I have close friends who are struggling with fertility problems. They want more than anything to celebrate Mother’s Day with a child of their own. To get one of those Hallmark cards like the “Regular Moms.” Mothers Day can be a painful day.

There are moms whose children are grown up and moved away. They hope their children remember them this year. They long for the days when their children were little and driving them crazy. They miss the chaos. They would give anything to be with them on Mother’s Day.

I have a dear friend whose two-year old son died just after his second birthday, just a month before Mother’s Day. She has two other children, but I imagine the pain of the child that was not with her anymore is more than she knows what to do with on this day.

And of course you have the other group of people whose Mother has died and they are lost as to what to do with this holiday that celebrates their Moms. They want more than anything to just be able to talk to their Mom on this day.  Or what about the people whose mother is alive and kicking but the relationship is so strained they cannot imagine speaking to them let alone wishing them a Happy Mother’s Day.

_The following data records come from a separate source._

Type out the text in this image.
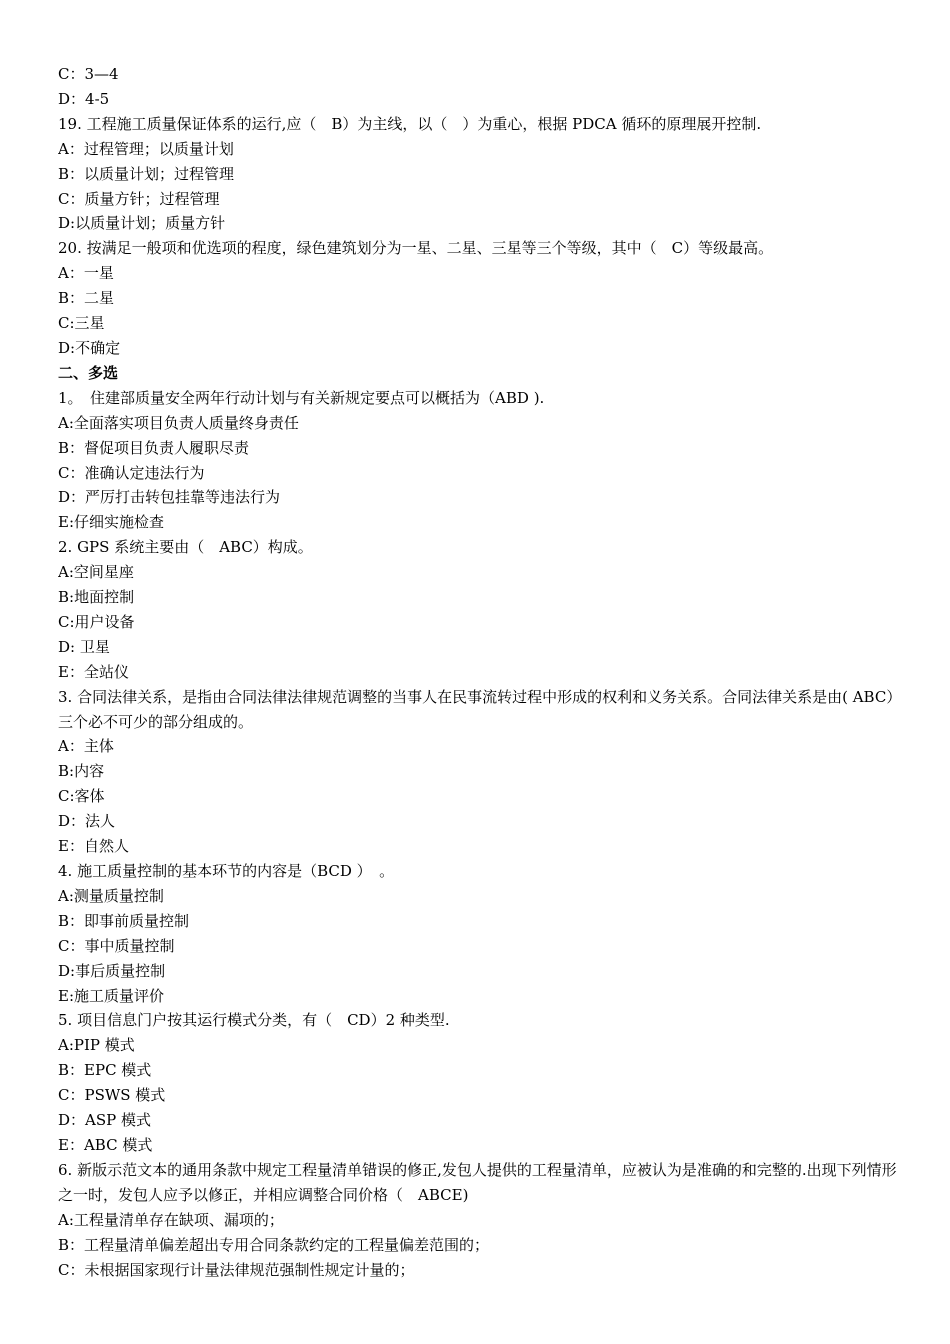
C：3—4
D：4-5
19. 工程施工质量保证体系的运行,应（　B）为主线，以（　）为重心，根据 PDCA 循环的原理展开控制.
A：过程管理；以质量计划
B：以质量计划；过程管理
C：质量方针；过程管理
D:以质量计划；质量方针
20. 按满足一般项和优选项的程度，绿色建筑划分为一星、二星、三星等三个等级，其中（　C）等级最高。
A：一星
B：二星
C:三星
D:不确定
二、多选
1。　住建部质量安全两年行动计划与有关新规定要点可以概括为（ABD ).
A:全面落实项目负责人质量终身责任
B：督促项目负责人履职尽责
C：准确认定违法行为
D：严厉打击转包挂靠等违法行为
E:仔细实施检查
2. GPS 系统主要由（　ABC）构成。
A:空间星座
B:地面控制
C:用户设备
D: 卫星
E：全站仪
3. 合同法律关系，是指由合同法律法律规范调整的当事人在民事流转过程中形成的权利和义务关系。合同法律关系是由( ABC）　三个必不可少的部分组成的。
A：主体
B:内容
C:客体
D：法人
E：自然人
4. 施工质量控制的基本环节的内容是（BCD ）　。
A:测量质量控制
B：即事前质量控制
C：事中质量控制
D:事后质量控制
E:施工质量评价
5. 项目信息门户按其运行模式分类，有（　CD）2 种类型.
A:PIP 模式
B：EPC 模式
C：PSWS 模式
D：ASP 模式
E：ABC 模式
6. 新版示范文本的通用条款中规定工程量清单错误的修正,发包人提供的工程量清单，应被认为是准确的和完整的.出现下列情形之一时，发包人应予以修正，并相应调整合同价格（　ABCE)
A:工程量清单存在缺项、漏项的；
B：工程量清单偏差超出专用合同条款约定的工程量偏差范围的；
C：未根据国家现行计量法律规范强制性规定计量的；
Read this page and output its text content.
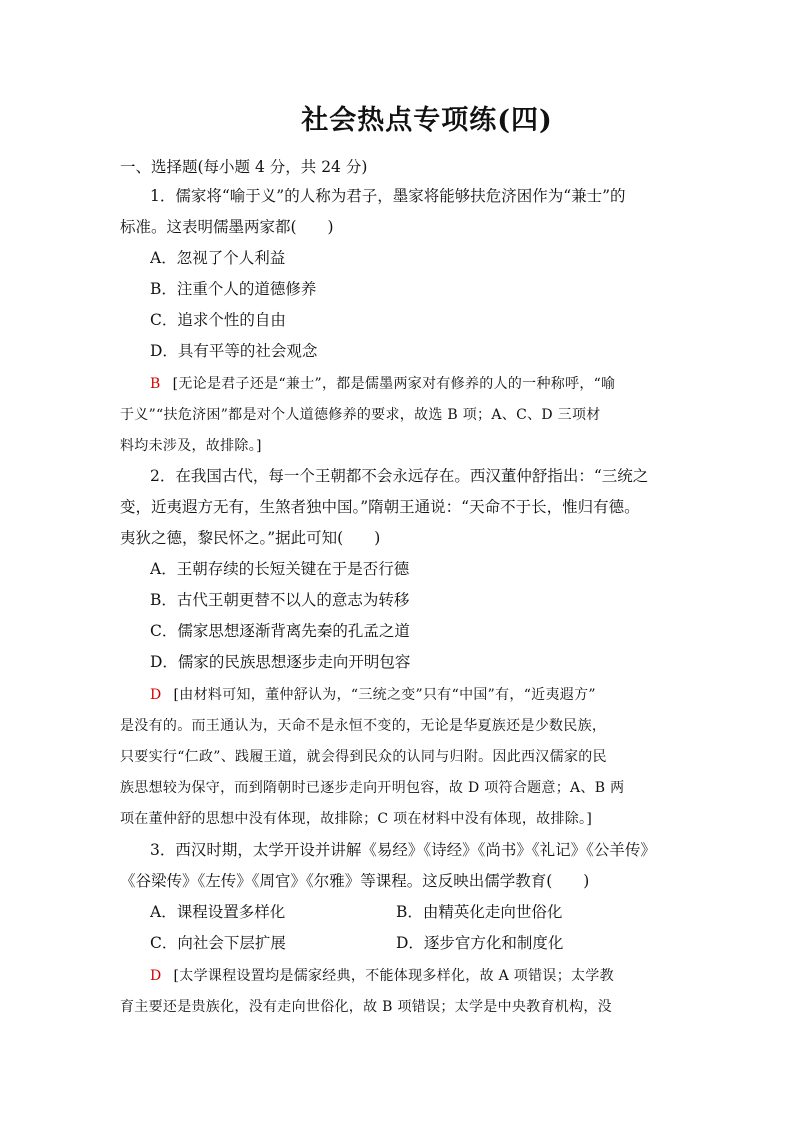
社会热点专项练(四)
一、选择题(每小题 4 分，共 24 分)
1．儒家将“喻于义”的人称为君子，墨家将能够扶危济困作为“兼士”的
标准。这表明儒墨两家都(　　)
A．忽视了个人利益
B．注重个人的道德修养
C．追求个性的自由
D．具有平等的社会观念
B [无论是君子还是“兼士”，都是儒墨两家对有修养的人的一种称呼，“喻
于义”“扶危济困”都是对个人道德修养的要求，故选 B 项；A、C、D 三项材
料均未涉及，故排除。]
2．在我国古代，每一个王朝都不会永远存在。西汉董仲舒指出：“三统之
变，近夷遐方无有，生煞者独中国。”隋朝王通说：“天命不于长，惟归有德。
夷狄之德，黎民怀之。”据此可知(　　)
A．王朝存续的长短关键在于是否行德
B．古代王朝更替不以人的意志为转移
C．儒家思想逐渐背离先秦的孔孟之道
D．儒家的民族思想逐步走向开明包容
D [由材料可知，董仲舒认为，“三统之变”只有“中国”有，“近夷遐方”
是没有的。而王通认为，天命不是永恒不变的，无论是华夏族还是少数民族，
只要实行“仁政”、践履王道，就会得到民众的认同与归附。因此西汉儒家的民
族思想较为保守，而到隋朝时已逐步走向开明包容，故 D 项符合题意；A、B 两
项在董仲舒的思想中没有体现，故排除；C 项在材料中没有体现，故排除。]
3．西汉时期，太学开设并讲解《易经》《诗经》《尚书》《礼记》《公羊传》
《谷梁传》《左传》《周官》《尔雅》等课程。这反映出儒学教育(　　)
A．课程设置多样化	B．由精英化走向世俗化
C．向社会下层扩展	D．逐步官方化和制度化
D [太学课程设置均是儒家经典，不能体现多样化，故 A 项错误；太学教
育主要还是贵族化，没有走向世俗化，故 B 项错误；太学是中央教育机构，没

So, what is the point of all of this?

Here is what I would like you to do as we approach this Mother’s Day.  Think of a person that you would like to pay tribute to–someone you would like to share with us and tell us how they have been a blessing in your life.  Whether it is a person who was “like a mom to you” or a story about your own mom, we want to hear your tributes to these amazing people who have touched your life.

If you have a blog, post a tribute to this person.  Tell the rest of us how they have touched your life in a way that has changed you or helped you. Let us know in the comments if you post a tribute on your blog.  Now, if you don’t have a blog of your own, share with us your story of this person right here. 

I have to give kudos to the person who originally made the statement MOTHER IS A VERB.  It is brilliant.  “Mother” is not necessarily a person.  Tell us about the real person in your life who has been like a mother to you, the person who has demonstrated the “verb” mother to you.

Around Mother’s Day I will go through your posts and your comments and create a giant round-up entry.  Remember that something you may have to share with the rest of us just might be the one thing that another person needs to read.